Hmmmm, normal sind die Temps aber nicht.

Versuch mal wie schon gesagt die Lüfter zu drehen, glaube aber nicht das es so viel bringt.

Möglicherweise Pumpe defekt?
Wird der Radi warm?


----------



## -Loki- (22. Februar 2012)

*AW: Corsair H100 kühlt Intel 3820 schlecht*



Darkviper schrieb:


> die lüfter müssen die luft durch den radiator blasen nicht ansaugen ...... ist ja kein wunder das deine temps so hoch sind


 Seit wann müssen Lüfter zwingend blasen?
Saugen geht auch, ist in bestimten Fällen sogar besser da Totzonen durch die Naben nicht so ins gewicht fallen. bei 120ern ist es aber in der Regel egal blasend oder saugend.
Kommt immer auf den Lüfter an. Bei mir macht es auf den 360er Radi keinen messbaren Unterschied.


----------



## TankCommander (22. Februar 2012)

*AW: Corsair H100 kühlt Intel 3820 schlecht*

Ich würde mich hier auf Werte von CoreTemp und HWInfo verlassen. Kannst ja beide Programme nutzen und vergleichen, sollten aber fast identisch sein die Werte. Meine Temps sind im Bios auf viel höher als wie Core Temp und HWInfo ausgibt. Des wegen nutze ich dazu mehrere Programme.


----------



## online (22. Februar 2012)

*AW: Corsair H100 kühlt Intel 3820 schlecht*

So bevor ich das ganze umbauen wollte hab ich jetzt mal die Temps mit einem Programm gemessen statt mit dem BIOS und jetzt werden mir Temps Kern 1: 25°C   Kern 2: 28°C   Kern 3: 31°C und Kern 4: 34°C angezeigt das klingt schon etwas besser oder ? Und ist es normal das die Kerne verschieden hohe Temps haben.


----------



## ACDSee (22. Februar 2012)

*AW: Corsair H100 kühlt Intel 3820 schlecht*

Das Kerne unterschiedliche Temps haben ist normal. 6° Unterschied ist aber schon viel. ca. 1-3° wäre normal. Teste einfach mal unter Last. Diese Temps sind aussagefähiger.
Was ich probieren würde ist eine Sandwich-Variante, also 4 Lüfter an der H100, so hast du maximalen Durchzug. Ob von unten nach oben oder andersrum musst du dir austesten.


----------



## JackOnell (22. Februar 2012)

Drehe mal die lüfter an der corsair bzw schau mal in mein profil dort sind Bilder.
Schlechte lüfter montage kann sich sehr negativ auswirken.
Bei fragen einfach im sammelthread stellen


----------



## Gast1111 (22. Februar 2012)

*AW: Corsair H100 kühlt Intel 3820 schlecht*

Der Kühler ist wohl an einer Ecke fester, als an einer anderen 
Aber dreh die Lüfter mal, Schwankungen zwischen den Kernen sind normal (mMn aber nicht so große)


----------



## online (22. Februar 2012)

*AW: Corsair H100 kühlt Intel 3820 schlecht*

Ich kann ja nochmal versuche den fester zu machen!


----------



## Gast1111 (22. Februar 2012)

*AW: Corsair H100 kühlt Intel 3820 schlecht*

Das ist nur meine Meinung, evtl. noch andere abwarten. Aber 9° deuten schon darauf hin


----------



## TankCommander (22. Februar 2012)

*AW: Corsair H100 kühlt Intel 3820 schlecht*

Der vierte Kern wird laufende Programme bearbeiten etc. dann taktet er hoch und die anderen nicht. 
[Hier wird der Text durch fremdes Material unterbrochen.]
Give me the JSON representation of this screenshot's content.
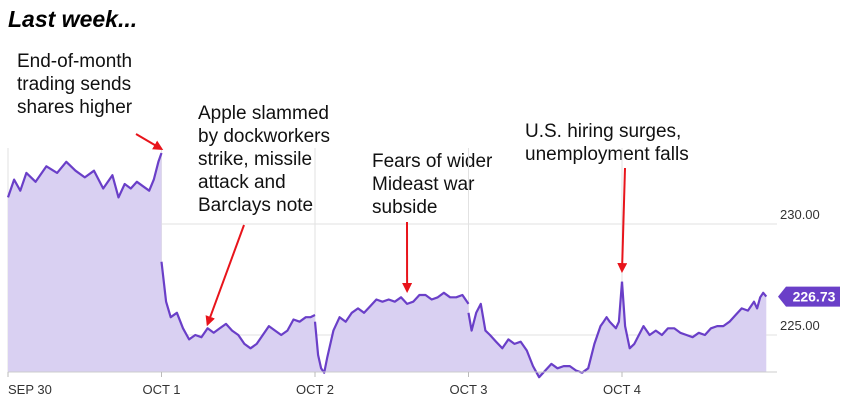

Schlimmer ist es wenn du 9 C° unterschied unter Last hast. 
Wie sehen die Temps unter Last aus? 

Eine ungleichmäßige Verteilung der Wlp kann auch dazu führen....


----------



## Uter (22. Februar 2012)

*AW: Corsair H100 kühlt Intel 3820 schlecht*

Der genannte Link war dazu gedacht, dass du deine Fragen dort stellst (wie es dort auch beschrieben steht). 

- CLOSED - ​


----------